Der Longplayer ist eine Reise zurück in die Vergangenheit: mit den typischen Instrumenten, der portugiesischen Gitarre, dem akustischen Bass, der Violine, dem Akkordeon und Piano geht es hier eindeutig zurück zu den Wurzeln der portugiesischen Musik, zum traditionellen Fado. Inhaltlich hingegen beschreitet die "Prinzessin" - so wurde Misia von der 1999 verstorbenen Fado Legende Amalia Rodrigues gekürt - neue Wege. Mit Texten, die erstmalig ausschließlich von Frauen geschrieben wurden.
Eine Neuheit, da Frauen diesmal nicht nur als Muse oder Sängerin auftreten, sondern als Songwriterinnen. In "Ulissipo" zum Beispiel erzählt Susana Maria Alfonso de Aguiar, so heißt Misa mit bürgerlichen Namen, die Geschichte von ihrer literarischen Mitstreiterin Rosa Lobato de Faria. Mit glasklarer Stimme, kraftvoll und bestimmt. Und "Simplesmente", ein Fado Klassiker, wurde zum ersten Mal mit neuem Text belegt, um eine moderne Version von den widersprüchlichen Gefühlen der Liebe erzählen zu können.

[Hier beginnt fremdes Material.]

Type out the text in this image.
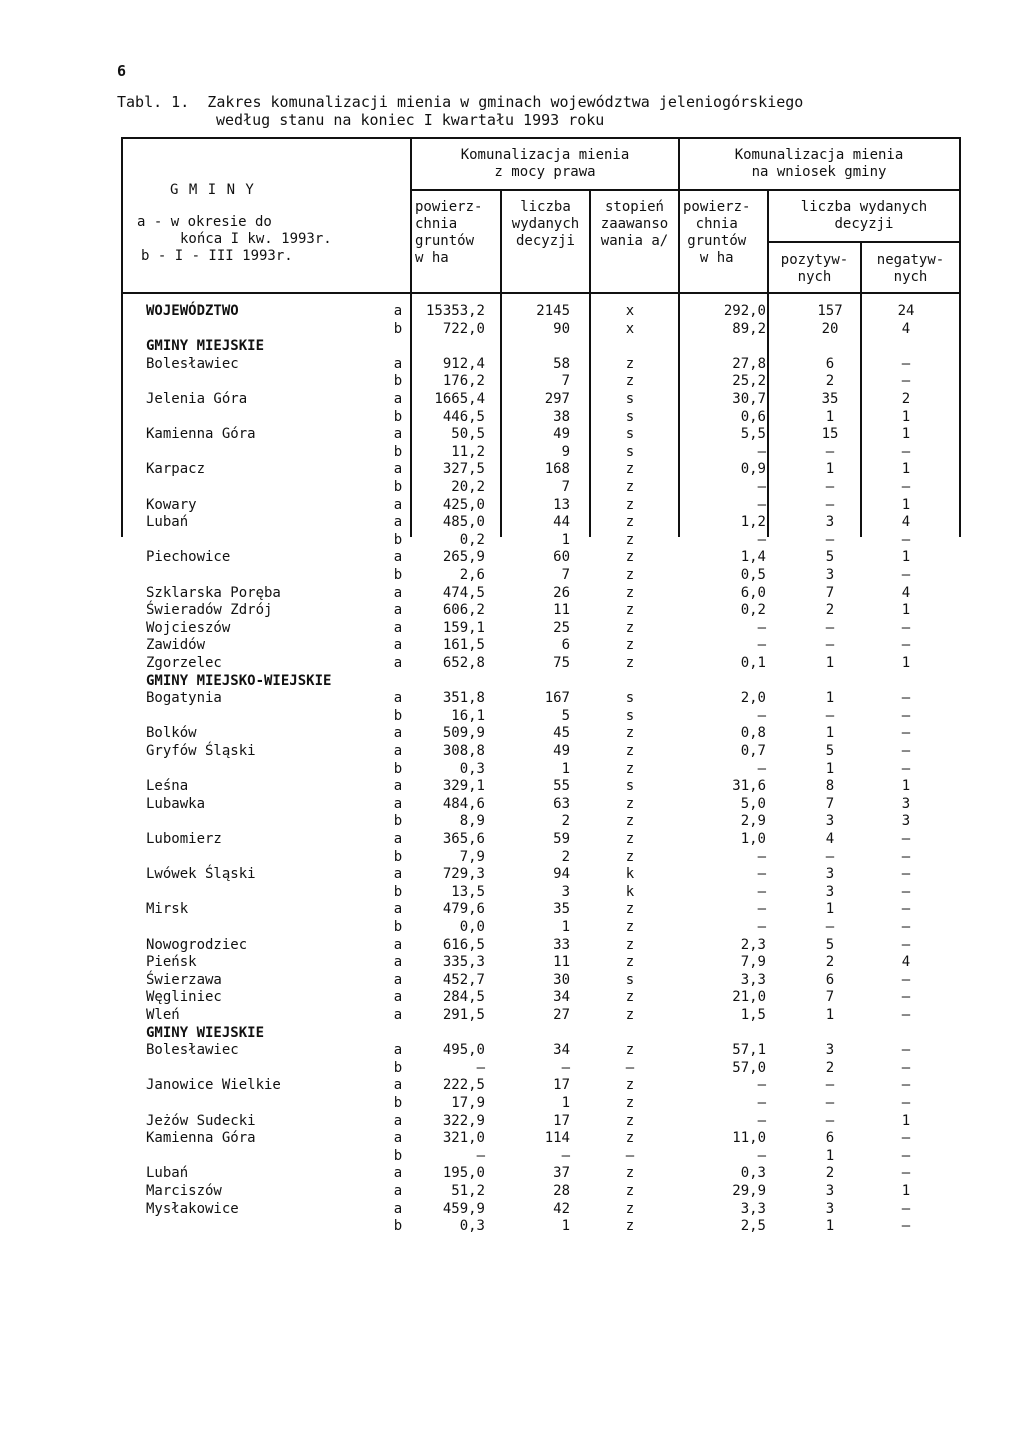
6
Tabl. 1.  Zakres komunalizacji mienia w gminach województwa jeleniogórskiego
według stanu na koniec I kwartału 1993 roku
G M I N Y
a - w okresie do
końca I kw. 1993r.
b - I - III 1993r.
Komunalizacja mienia
z mocy prawa
Komunalizacja mienia
na wniosek gminy
powierz-
chnia
gruntów
w ha
liczba
wydanych
decyzji
stopień
zaawanso
wania a/
powierz-
chnia
gruntów
w ha
liczba wydanych
decyzji
pozytyw-
nych
negatyw-
nych
WOJEWÓDZTWO	a 15353,2	2145	x	292,0	157	24
b	722,0	90	x	89,2	20	4
GMINY MIEJSKIE
Bolesławiec	a	912,4	58	z	27,8	6	–
b	176,2	7	z	25,2	2	–
Jelenia Góra	a 1665,4	297	s	30,7	35	2
b	446,5	38	s	0,6	1	1
Kamienna Góra	a	50,5	49	s	5,5	15	1
b	11,2	9	s	–	–	–
Karpacz	a	327,5	168	z	0,9	1	1
b	20,2	7	z	–	–	–
Kowary	a	425,0	13	z	–	–	1
Lubań	a	485,0	44	z	1,2	3	4
b	0,2	1	z	–	–	–
Piechowice	a	265,9	60	z	1,4	5	1
b	2,6	7	z	0,5	3	–
Szklarska Poręba	a	474,5	26	z	6,0	7	4
Świeradów Zdrój	a	606,2	11	z	0,2	2	1
Wojcieszów	a	159,1	25	z	–	–	–
Zawidów	a	161,5	6	z	–	–	–
Zgorzelec	a	652,8	75	z	0,1	1	1
GMINY MIEJSKO-WIEJSKIE
Bogatynia	a	351,8	167	s	2,0	1	–
b	16,1	5	s	–	–	–
Bolków	a	509,9	45	z	0,8	1	–
Gryfów Śląski	a	308,8	49	z	0,7	5	–
b	0,3	1	z	–	1	–
Leśna	a	329,1	55	s	31,6	8	1
Lubawka	a	484,6	63	z	5,0	7	3
b	8,9	2	z	2,9	3	3
Lubomierz	a	365,6	59	z	1,0	4	–
b	7,9	2	z	–	–	–
Lwówek Śląski	a	729,3	94	k	–	3	–
b	13,5	3	k	–	3	–
Mirsk	a	479,6	35	z	–	1	–
b	0,0	1	z	–	–	–
Nowogrodziec	a	616,5	33	z	2,3	5	–
Pieńsk	a	335,3	11	z	7,9	2	4
Świerzawa	a	452,7	30	s	3,3	6	–
Węgliniec	a	284,5	34	z	21,0	7	–
Wleń	a	291,5	27	z	1,5	1	–
GMINY WIEJSKIE
Bolesławiec	a	495,0	34	z	57,1	3	–
b	–	–	–	57,0	2	–
Janowice Wielkie	a	222,5	17	z	–	–	–
b	17,9	1	z	–	–	–
Jeżów Sudecki	a	322,9	17	z	–	–	1
Kamienna Góra	a	321,0	114	z	11,0	6	–
b	–	–	–	–	1	–
Lubań	a	195,0	37	z	0,3	2	–
Marciszów	a	51,2	28	z	29,9	3	1
Mysłakowice	a	459,9	42	z	3,3	3	–
b	0,3	1	z	2,5	1	–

Diese Komposition aus herzzerreißender und schicksalhafter Lyrik von Schriftstellerinnen wie Agustina Bessa Luis, Helia Correira oder Lidia Jorge gepaart mit Misias melancholischer Interpretation macht "Senhora Da Noite" zu einem Glanzstück des heutigen Fado. Mit ihrem zehnten Album ist Misia der Coup gelungen, ein inhaltlich zeitgenössisches sowie zeitloses Album zu schaffen. Sie bleibt den Wurzeln des Fado mit seiner sanften Melancholie ("Saudade") und der dramatischen Interpretation treu und schafft es dennoch -sogar mehr denn je - ihn wieder neu zu beleben.